The mass of Graptoveria 'Fred Ives' by the gate needed to be cleaned out and replanted. The mass started out as a single sunburnt rosette back in 2014.
It was so happy to get out of a pot and into the ground, that it quickly became many rosettes:
It has grown and thrived these three years with morning sun, afternoon shade, and light but regular irrigation. I've rooted rosettes from the original clump and planted them in many different places in the garden.
One of the other clumps in all-day sun and reflected heat: 'Fred Ives' can do fairly well if regularly watered. The foliage color is much different than in shade or part sun.
I have a long history with 'Fred Ives'. A little white-haired elderly neighbor gave me a rosette when I was five years old. I had it for quite a time and was fascinated by it, but I don't remember what happened to it. Planted in Mom & Dad's garden, and lost at some point, probably. I've blogged about this plant before, but it continues to intrigue me. A clump produces masses of flowers which the hummingbirds will visit constantly.
The clean up yielded more additional rosettes than I expected.
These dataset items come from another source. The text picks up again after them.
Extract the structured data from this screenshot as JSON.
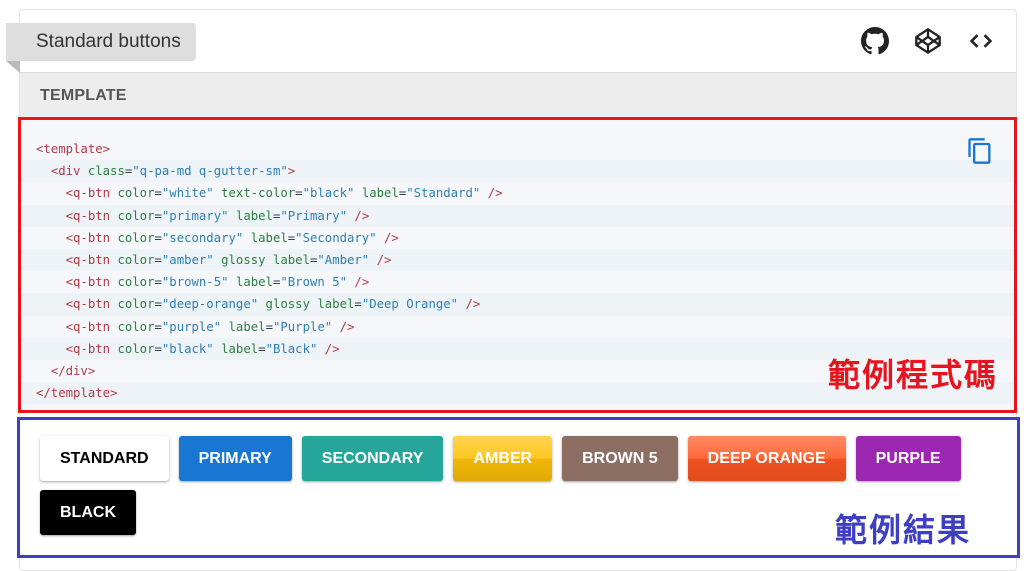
{
  "header": {
    "title": "Standard buttons",
    "icons": [
      "github-icon",
      "codepen-icon",
      "code-icon"
    ]
  },
  "tabs": {
    "active_label": "TEMPLATE"
  },
  "code": {
    "lines": [
      [
        [
          "tag",
          "<template>"
        ]
      ],
      [
        [
          "pun",
          "  "
        ],
        [
          "tag",
          "<div"
        ],
        [
          "pun",
          " "
        ],
        [
          "attr",
          "class"
        ],
        [
          "pun",
          "="
        ],
        [
          "str",
          "\"q-pa-md q-gutter-sm\""
        ],
        [
          "tag",
          ">"
        ]
      ],
      [
        [
          "pun",
          "    "
        ],
        [
          "tag",
          "<q-btn"
        ],
        [
          "pun",
          " "
        ],
        [
          "attr",
          "color"
        ],
        [
          "pun",
          "="
        ],
        [
          "str",
          "\"white\""
        ],
        [
          "pun",
          " "
        ],
        [
          "attr",
          "text-color"
        ],
        [
          "pun",
          "="
        ],
        [
          "str",
          "\"black\""
        ],
        [
          "pun",
          " "
        ],
        [
          "attr",
          "label"
        ],
        [
          "pun",
          "="
        ],
        [
          "str",
          "\"Standard\""
        ],
        [
          "pun",
          " "
        ],
        [
          "tag",
          "/>"
        ]
      ],
      [
        [
          "pun",
          "    "
        ],
        [
          "tag",
          "<q-btn"
        ],
        [
          "pun",
          " "
        ],
        [
          "attr",
          "color"
        ],
        [
          "pun",
          "="
        ],
        [
          "str",
          "\"primary\""
        ],
        [
          "pun",
          " "
        ],
        [
          "attr",
          "label"
        ],
        [
          "pun",
          "="
        ],
        [
          "str",
          "\"Primary\""
        ],
        [
          "pun",
          " "
        ],
        [
          "tag",
          "/>"
        ]
      ],
      [
        [
          "pun",
          "    "
        ],
        [
          "tag",
          "<q-btn"
        ],
        [
          "pun",
          " "
        ],
        [
          "attr",
          "color"
        ],
        [
          "pun",
          "="
        ],
        [
          "str",
          "\"secondary\""
        ],
        [
          "pun",
          " "
        ],
        [
          "attr",
          "label"
        ],
        [
          "pun",
          "="
        ],
        [
          "str",
          "\"Secondary\""
        ],
        [
          "pun",
          " "
        ],
        [
          "tag",
          "/>"
        ]
      ],
      [
        [
          "pun",
          "    "
        ],
        [
          "tag",
          "<q-btn"
        ],
        [
          "pun",
          " "
        ],
        [
          "attr",
          "color"
        ],
        [
          "pun",
          "="
        ],
        [
          "str",
          "\"amber\""
        ],
        [
          "pun",
          " "
        ],
        [
          "attr",
          "glossy"
        ],
        [
          "pun",
          " "
        ],
        [
          "attr",
          "label"
        ],
        [
          "pun",
          "="
        ],
        [
          "str",
          "\"Amber\""
        ],
        [
          "pun",
          " "
        ],
        [
          "tag",
          "/>"
        ]
      ],
      [
        [
          "pun",
          "    "
        ],
        [
          "tag",
          "<q-btn"
        ],
        [
          "pun",
          " "
        ],
        [
          "attr",
          "color"
        ],
        [
          "pun",
          "="
        ],
        [
          "str",
          "\"brown-5\""
        ],
        [
          "pun",
          " "
        ],
        [
          "attr",
          "label"
        ],
        [
          "pun",
          "="
        ],
        [
          "str",
          "\"Brown 5\""
        ],
        [
          "pun",
          " "
        ],
        [
          "tag",
          "/>"
        ]
      ],
      [
        [
          "pun",
          "    "
        ],
        [
          "tag",
          "<q-btn"
        ],
        [
          "pun",
          " "
        ],
        [
          "attr",
          "color"
        ],
        [
          "pun",
          "="
        ],
        [
          "str",
          "\"deep-orange\""
        ],
        [
          "pun",
          " "
        ],
        [
          "attr",
          "glossy"
        ],
        [
          "pun",
          " "
        ],
        [
          "attr",
          "label"
        ],
        [
          "pun",
          "="
        ],
        [
          "str",
          "\"Deep Orange\""
        ],
        [
          "pun",
          " "
        ],
        [
          "tag",
          "/>"
        ]
      ],
      [
        [
          "pun",
          "    "
        ],
        [
          "tag",
          "<q-btn"
        ],
        [
          "pun",
          " "
        ],
        [
          "attr",
          "color"
        ],
        [
          "pun",
          "="
        ],
        [
          "str",
          "\"purple\""
        ],
        [
          "pun",
          " "
        ],
        [
          "attr",
          "label"
        ],
        [
          "pun",
          "="
        ],
        [
          "str",
          "\"Purple\""
        ],
        [
          "pun",
          " "
        ],
        [
          "tag",
          "/>"
        ]
      ],
      [
        [
          "pun",
          "    "
        ],
        [
          "tag",
          "<q-btn"
        ],
        [
          "pun",
          " "
        ],
        [
          "attr",
          "color"
        ],
        [
          "pun",
          "="
        ],
        [
          "str",
          "\"black\""
        ],
        [
          "pun",
          " "
        ],
        [
          "attr",
          "label"
        ],
        [
          "pun",
          "="
        ],
        [
          "str",
          "\"Black\""
        ],
        [
          "pun",
          " "
        ],
        [
          "tag",
          "/>"
        ]
      ],
      [
        [
          "pun",
          "  "
        ],
        [
          "tag",
          "</div>"
        ]
      ],
      [
        [
          "tag",
          "</template>"
        ]
      ]
    ],
    "annotation": "範例程式碼",
    "copy_icon": "copy-icon"
  },
  "result": {
    "buttons": [
      {
        "label": "Standard",
        "bg": "#ffffff",
        "fg": "#000000",
        "glossy": false
      },
      {
        "label": "Primary",
        "bg": "#1976d2",
        "fg": "#ffffff",
        "glossy": false
      },
      {
        "label": "Secondary",
        "bg": "#26a69a",
        "fg": "#ffffff",
        "glossy": false
      },
      {
        "label": "Amber",
        "bg": "#ffc107",
        "fg": "#ffffff",
        "glossy": true
      },
      {
        "label": "Brown 5",
        "bg": "#8d6e63",
        "fg": "#ffffff",
        "glossy": false
      },
      {
        "label": "Deep Orange",
        "bg": "#ff5722",
        "fg": "#ffffff",
        "glossy": true
      },
      {
        "label": "Purple",
        "bg": "#9c27b0",
        "fg": "#ffffff",
        "glossy": false
      },
      {
        "label": "Black",
        "bg": "#000000",
        "fg": "#ffffff",
        "glossy": false
      }
    ],
    "annotation": "範例結果"
  },
  "colors": {
    "code_border": "#e5141d",
    "result_border": "#3f3fc4"
  }
}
Many more.
Two crested plants, too.
After a lot of rosette removal...
I noticed that new rosettes were plentiful where I'd done some cutting back a few months ago (rosettes were getting in the way of opening the gate):There were also a mass of larger rosettes where I'd done some cutting back last year:
The old stuff may not need to be removed. Shortened stems sprout new rosettes easily. I shortened all the bare stems, tossing the extra lengths into the green waste bin. But there are all these extra rosettes, too. A whole lot of them.